Booster seats protect against serious injury 3 ½ times better than seat belts. Booster seats protect against head injury 4 times better than seat belts.
No, two people should never use one vehicle seat belt! In a crash, two people sharing one seat belt will collide violently. Buckling two persons into one seat belt could cause serious injury or even death and it is against the law.
No. Regardless of how these products are labeled, they do not meet any government safety standard. They may help with shoulder belt comfort, but may put too much slack in the shoulder belt or cause the lap belt to ride up over the stomach.
The New Hampshire Child Passenger Safety Program has a toll free hotline which answers questions about choosing and using child car seats; car seat recalls, and safety seat technician locations. In New Hampshire, call (877) 783-0432 - Toll Free.
This website; thecarseatlady.com has some good advice about how to wear your seatbelt while pregnant.
A car seat is meant to protect a child during a crash; it is not a seat for inside the house, a crib, or a seat for using in the store.
Car seats are meant to be used in the car, not outside of it. When they are outside, they do not have the same angle as they do in the car. Due to the change in angle, babies can lose their airway and stop breathing.
Other significant dangers include falling out of the cart and head injury. Please visit the following link for more on this:
The New Hampshire Child Passenger Safety Program does not endorse the use of any after-market (non-regulated) products, these include any item that does not originally come with the car seat or is from the same car seat manufacturer; including toys, mirrors, head positioning pads, etc.
These items can become choking hazards, projectiles in the event of a crash, and have not been tested with the seat in crash tests.

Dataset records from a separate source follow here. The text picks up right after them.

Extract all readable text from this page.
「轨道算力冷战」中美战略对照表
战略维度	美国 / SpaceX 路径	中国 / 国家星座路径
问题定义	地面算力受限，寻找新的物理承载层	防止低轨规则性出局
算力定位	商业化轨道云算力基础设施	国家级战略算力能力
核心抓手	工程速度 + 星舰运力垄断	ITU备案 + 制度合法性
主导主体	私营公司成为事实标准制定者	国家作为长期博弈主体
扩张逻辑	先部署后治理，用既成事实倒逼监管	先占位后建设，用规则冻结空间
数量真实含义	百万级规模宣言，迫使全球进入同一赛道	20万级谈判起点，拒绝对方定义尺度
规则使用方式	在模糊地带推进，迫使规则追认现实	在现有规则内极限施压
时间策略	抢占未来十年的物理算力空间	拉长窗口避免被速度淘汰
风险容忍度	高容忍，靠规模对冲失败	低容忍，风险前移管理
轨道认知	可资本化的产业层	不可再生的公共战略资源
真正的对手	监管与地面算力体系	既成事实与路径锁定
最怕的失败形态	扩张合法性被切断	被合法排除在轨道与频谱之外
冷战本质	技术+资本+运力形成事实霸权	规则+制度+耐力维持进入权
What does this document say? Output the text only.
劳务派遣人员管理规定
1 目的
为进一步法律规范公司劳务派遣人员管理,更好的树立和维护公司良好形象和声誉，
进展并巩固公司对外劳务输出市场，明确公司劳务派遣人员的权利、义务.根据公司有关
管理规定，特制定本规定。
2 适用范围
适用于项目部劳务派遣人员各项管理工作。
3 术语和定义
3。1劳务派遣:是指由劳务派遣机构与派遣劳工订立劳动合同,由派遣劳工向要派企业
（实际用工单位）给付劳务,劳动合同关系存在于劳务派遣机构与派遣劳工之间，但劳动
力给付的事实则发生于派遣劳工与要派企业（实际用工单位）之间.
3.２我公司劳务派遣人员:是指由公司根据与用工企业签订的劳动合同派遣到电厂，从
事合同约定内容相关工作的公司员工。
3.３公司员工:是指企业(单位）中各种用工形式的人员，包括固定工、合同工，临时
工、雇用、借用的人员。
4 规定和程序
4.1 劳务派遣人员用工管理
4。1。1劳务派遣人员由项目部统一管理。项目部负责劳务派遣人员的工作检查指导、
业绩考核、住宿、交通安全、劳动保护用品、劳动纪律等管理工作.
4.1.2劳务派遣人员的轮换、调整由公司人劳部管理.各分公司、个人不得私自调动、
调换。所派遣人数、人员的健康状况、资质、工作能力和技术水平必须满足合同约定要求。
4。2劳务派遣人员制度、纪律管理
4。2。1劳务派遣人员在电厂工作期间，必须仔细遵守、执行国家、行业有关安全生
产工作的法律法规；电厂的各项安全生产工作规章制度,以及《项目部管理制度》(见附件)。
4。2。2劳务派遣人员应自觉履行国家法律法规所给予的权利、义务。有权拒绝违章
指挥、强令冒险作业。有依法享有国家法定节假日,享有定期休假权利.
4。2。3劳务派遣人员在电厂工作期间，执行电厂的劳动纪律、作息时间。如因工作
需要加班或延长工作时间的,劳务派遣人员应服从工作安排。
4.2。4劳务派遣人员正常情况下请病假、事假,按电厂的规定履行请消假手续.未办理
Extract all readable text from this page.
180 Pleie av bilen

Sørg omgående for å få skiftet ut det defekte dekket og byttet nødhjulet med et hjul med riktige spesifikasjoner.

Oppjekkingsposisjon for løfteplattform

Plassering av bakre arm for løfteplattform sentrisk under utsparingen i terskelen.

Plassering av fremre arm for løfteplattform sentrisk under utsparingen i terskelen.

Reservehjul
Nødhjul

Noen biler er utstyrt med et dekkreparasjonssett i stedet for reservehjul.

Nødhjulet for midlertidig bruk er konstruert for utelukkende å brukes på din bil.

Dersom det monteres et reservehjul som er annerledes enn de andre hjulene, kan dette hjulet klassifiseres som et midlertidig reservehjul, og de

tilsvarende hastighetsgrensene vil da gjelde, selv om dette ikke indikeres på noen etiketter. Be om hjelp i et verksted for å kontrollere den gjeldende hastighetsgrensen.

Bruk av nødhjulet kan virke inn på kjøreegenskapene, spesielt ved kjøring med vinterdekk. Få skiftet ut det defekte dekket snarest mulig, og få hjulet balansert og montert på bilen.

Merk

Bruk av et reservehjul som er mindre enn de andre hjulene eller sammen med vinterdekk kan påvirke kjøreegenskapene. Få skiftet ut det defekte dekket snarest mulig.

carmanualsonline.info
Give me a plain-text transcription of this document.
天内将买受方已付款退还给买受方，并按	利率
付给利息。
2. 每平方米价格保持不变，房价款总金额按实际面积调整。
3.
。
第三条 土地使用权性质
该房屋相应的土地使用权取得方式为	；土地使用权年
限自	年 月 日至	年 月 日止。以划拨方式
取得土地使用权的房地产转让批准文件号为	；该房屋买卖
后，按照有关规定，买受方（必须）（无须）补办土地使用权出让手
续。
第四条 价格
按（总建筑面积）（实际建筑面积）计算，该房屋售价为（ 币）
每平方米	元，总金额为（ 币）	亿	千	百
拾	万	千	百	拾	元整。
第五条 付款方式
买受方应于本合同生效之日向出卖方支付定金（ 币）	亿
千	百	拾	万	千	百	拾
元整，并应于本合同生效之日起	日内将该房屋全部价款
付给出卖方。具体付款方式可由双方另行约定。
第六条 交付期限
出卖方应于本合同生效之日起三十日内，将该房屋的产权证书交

Car seats are not made to be used with bulky clothes. The thicker the clothing, the looser the harness. In a crash, a loose harness can cause the child to be ejected. The straps of the car-seat harness need to fit snugly against the child’s chest.
How to Keep a Child Warm and Safe
Use bulky clothes and blankets over the harness, never under.
Babies in rear-facing infant car seats can use blankets and/or an elasticized car
seat cover after being buckled into their seat.
Blankets cannot be tucked under the harness or behind the baby’s back.
Remove coat before buckling. After the harness has been secured, put on backward with the child’s arms through the sleeves.
The jacket-pull-thru method can be used to secure the harness to the child’s body.